Colorado's slow start

Colorado has three plants. Two of them are less than a year old.

Together they will produce more than 100 million gallons a year, compared to top producer Iowa's annual production of more than a billion gallons.

The state's rank: 15th among 22 ethanol-producing states.

Unlike states such as Minnesota that has offered hundreds of millions of dollars in subsidies to ethanol producers in the past two decades, Colorado hasn't done much.

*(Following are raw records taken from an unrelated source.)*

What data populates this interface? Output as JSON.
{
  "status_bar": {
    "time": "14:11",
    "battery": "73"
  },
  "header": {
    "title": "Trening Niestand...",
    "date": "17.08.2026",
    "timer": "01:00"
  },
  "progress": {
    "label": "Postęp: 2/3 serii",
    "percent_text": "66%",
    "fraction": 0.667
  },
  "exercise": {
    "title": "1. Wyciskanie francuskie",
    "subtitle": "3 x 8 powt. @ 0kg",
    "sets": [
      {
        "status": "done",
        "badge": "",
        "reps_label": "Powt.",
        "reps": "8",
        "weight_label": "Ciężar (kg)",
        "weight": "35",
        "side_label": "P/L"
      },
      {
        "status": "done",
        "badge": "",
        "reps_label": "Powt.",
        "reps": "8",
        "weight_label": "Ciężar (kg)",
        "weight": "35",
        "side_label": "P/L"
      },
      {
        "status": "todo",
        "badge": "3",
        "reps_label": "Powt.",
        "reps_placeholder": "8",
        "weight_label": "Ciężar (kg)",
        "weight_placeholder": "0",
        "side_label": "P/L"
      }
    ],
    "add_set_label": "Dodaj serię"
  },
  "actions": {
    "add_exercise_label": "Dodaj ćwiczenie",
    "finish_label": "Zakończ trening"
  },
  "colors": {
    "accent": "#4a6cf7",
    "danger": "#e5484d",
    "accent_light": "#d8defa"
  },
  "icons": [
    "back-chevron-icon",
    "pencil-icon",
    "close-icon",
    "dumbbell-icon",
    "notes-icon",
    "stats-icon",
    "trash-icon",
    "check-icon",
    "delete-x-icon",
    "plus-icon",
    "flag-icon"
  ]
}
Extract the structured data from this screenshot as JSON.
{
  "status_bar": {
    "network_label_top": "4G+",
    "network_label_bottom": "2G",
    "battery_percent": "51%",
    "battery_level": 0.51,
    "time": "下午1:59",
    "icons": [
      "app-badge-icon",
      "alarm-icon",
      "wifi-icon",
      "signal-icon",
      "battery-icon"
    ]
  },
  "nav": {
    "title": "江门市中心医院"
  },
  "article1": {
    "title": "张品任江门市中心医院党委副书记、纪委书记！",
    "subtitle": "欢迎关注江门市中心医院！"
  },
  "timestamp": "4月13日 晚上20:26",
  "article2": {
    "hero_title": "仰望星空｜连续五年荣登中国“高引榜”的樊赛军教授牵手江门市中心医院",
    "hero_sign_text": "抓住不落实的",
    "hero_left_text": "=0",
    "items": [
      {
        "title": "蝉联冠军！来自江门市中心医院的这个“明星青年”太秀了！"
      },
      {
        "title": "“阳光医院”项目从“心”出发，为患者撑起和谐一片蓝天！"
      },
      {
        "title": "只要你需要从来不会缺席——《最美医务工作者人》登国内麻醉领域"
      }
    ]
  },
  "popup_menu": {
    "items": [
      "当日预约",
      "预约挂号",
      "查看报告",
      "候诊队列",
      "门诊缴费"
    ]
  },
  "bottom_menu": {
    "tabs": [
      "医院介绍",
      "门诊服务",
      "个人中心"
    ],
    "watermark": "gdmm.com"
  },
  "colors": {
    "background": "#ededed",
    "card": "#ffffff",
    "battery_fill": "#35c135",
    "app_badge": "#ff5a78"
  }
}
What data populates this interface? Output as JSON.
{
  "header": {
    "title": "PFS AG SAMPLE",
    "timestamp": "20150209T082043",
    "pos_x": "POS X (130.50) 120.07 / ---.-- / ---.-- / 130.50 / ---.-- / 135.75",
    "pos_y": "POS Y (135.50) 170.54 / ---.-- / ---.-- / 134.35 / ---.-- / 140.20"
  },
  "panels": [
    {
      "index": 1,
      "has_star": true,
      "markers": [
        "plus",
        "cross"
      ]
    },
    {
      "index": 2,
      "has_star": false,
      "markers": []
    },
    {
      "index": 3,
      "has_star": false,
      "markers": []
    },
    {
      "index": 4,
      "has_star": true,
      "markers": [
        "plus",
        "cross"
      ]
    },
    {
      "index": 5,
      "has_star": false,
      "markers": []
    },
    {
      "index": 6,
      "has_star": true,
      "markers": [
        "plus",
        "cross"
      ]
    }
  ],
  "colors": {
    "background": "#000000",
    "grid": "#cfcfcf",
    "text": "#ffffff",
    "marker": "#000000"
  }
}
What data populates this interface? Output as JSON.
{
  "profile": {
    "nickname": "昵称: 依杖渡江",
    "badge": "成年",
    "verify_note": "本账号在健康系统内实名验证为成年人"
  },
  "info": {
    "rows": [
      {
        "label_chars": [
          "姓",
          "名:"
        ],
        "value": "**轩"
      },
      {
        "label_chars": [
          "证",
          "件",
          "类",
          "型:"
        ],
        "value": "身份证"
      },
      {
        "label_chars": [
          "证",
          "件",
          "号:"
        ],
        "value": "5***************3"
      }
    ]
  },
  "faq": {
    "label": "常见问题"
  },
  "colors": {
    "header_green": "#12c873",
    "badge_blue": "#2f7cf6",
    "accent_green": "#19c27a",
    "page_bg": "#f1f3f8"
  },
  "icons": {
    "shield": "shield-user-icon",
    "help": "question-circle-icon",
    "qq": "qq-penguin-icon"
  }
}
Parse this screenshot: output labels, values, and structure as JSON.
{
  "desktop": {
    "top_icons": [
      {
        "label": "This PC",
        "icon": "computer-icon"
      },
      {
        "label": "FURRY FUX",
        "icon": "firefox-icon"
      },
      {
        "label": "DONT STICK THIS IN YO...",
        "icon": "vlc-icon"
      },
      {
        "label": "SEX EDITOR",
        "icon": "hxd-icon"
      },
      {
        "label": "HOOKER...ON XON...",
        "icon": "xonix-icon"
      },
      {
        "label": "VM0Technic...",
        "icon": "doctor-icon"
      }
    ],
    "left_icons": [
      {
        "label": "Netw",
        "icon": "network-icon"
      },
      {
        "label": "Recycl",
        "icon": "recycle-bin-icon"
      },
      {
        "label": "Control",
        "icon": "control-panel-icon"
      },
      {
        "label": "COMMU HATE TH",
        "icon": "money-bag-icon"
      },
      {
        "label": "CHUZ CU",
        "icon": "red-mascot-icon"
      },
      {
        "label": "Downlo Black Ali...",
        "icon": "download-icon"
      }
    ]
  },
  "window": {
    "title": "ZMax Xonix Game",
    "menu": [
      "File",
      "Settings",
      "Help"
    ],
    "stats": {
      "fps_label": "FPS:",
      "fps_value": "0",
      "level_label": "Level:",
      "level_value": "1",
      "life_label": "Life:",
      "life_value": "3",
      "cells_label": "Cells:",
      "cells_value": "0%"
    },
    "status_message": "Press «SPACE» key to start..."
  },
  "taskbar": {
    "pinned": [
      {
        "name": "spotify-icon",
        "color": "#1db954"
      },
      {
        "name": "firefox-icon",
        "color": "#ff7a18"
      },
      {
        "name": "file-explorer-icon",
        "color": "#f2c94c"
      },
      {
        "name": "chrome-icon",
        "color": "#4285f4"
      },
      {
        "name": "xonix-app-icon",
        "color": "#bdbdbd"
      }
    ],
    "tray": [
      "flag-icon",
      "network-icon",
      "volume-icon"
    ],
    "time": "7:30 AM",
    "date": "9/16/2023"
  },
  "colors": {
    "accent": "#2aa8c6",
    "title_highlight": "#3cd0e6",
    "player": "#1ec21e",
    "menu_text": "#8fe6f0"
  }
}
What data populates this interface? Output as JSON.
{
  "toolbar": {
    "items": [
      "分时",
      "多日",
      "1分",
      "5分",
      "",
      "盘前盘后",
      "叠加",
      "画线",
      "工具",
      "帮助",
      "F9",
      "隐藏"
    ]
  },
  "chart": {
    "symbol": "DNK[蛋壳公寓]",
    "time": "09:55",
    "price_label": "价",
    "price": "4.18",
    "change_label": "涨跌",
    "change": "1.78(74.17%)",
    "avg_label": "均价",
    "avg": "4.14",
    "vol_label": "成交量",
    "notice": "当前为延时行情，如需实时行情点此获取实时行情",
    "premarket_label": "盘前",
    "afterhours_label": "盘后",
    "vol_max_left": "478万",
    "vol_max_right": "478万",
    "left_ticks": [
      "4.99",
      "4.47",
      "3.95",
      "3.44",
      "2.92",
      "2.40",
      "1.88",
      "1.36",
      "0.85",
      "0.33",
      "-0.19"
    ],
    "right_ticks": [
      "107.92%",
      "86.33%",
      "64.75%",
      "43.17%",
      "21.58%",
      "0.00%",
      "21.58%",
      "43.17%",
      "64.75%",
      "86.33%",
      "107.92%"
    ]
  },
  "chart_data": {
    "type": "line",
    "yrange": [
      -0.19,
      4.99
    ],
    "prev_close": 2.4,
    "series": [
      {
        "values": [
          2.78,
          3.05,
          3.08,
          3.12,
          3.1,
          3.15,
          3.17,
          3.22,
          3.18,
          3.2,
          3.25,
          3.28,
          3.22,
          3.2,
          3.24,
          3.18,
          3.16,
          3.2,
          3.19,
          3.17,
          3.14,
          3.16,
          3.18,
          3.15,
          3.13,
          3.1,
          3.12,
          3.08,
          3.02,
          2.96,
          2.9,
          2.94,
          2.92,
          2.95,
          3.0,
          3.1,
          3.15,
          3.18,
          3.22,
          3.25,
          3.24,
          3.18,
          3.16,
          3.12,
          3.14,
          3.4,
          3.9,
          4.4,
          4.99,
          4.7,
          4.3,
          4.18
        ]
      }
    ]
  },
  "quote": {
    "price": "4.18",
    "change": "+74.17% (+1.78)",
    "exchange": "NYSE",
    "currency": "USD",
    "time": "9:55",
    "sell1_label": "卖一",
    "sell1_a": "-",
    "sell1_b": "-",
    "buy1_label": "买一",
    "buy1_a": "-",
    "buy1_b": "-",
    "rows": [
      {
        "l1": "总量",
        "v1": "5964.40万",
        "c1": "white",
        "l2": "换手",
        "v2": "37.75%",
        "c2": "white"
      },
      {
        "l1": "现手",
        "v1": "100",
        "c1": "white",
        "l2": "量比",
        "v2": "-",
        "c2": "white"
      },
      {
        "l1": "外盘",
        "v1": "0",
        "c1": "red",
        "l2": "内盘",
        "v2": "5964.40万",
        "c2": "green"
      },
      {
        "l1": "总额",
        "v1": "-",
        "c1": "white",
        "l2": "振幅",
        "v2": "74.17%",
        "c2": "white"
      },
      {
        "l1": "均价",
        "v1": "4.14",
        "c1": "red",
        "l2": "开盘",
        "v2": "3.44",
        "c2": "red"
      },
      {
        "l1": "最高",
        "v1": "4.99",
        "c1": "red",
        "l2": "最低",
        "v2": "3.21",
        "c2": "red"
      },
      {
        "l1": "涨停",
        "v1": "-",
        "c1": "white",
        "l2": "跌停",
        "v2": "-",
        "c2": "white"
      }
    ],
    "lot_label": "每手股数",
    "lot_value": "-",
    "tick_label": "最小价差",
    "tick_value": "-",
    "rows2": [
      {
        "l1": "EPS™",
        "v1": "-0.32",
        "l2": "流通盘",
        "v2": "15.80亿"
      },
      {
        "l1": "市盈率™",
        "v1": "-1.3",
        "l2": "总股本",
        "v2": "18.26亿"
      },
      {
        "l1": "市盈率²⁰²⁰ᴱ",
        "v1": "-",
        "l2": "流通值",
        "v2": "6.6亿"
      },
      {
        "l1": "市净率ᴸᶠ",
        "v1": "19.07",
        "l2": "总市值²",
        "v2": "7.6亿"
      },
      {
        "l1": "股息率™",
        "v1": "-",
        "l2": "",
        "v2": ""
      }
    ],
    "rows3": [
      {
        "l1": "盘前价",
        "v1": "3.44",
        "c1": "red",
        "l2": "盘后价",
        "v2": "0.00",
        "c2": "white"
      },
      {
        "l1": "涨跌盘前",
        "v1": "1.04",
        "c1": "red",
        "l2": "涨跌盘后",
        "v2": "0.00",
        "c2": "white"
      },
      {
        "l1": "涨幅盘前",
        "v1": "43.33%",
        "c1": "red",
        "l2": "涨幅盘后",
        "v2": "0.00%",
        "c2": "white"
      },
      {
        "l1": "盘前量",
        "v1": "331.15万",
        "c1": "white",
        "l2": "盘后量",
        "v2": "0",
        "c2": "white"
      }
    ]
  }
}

"That's a question to the legislature," said Ed Lewis, with the Governor's Office of Energy Management and Conservation.

"Evidently they decided not to (provide incentives)."

Corn growers do get federal subsidies, as do small ethanol producers, up to $1.5 million in tax breaks per plant. Blenders receive 51 cents per gallon.

State officials blame the faltering start to a lack of awareness, and that's partly because of ethanol's inadequate distribution network.

There are more than 170,000 gas stations in the nation, but only 600 sell E-85, a blend of 85 percent ethanol and 15 percent gasoline. A dozen of those stations are in Colorado.

Lewis is working with auto companies, dealers and gas stations to put up 40 more E-85 filling stations. And Detroit carmakers have said they will double the production of FFVs or flexible-fuel vehicles and other biofuel vehicles to 2 million by 2010. FFVs can run on either gasoline or E-85.

Currently, there are about 6 million E-85 compatible vehicles on American roads.

"Once there are more filling stations selling E-85, more people will want to use that," Lewis said.

"At that point, we will have more people interested in FFVs and in ethanol plants as well."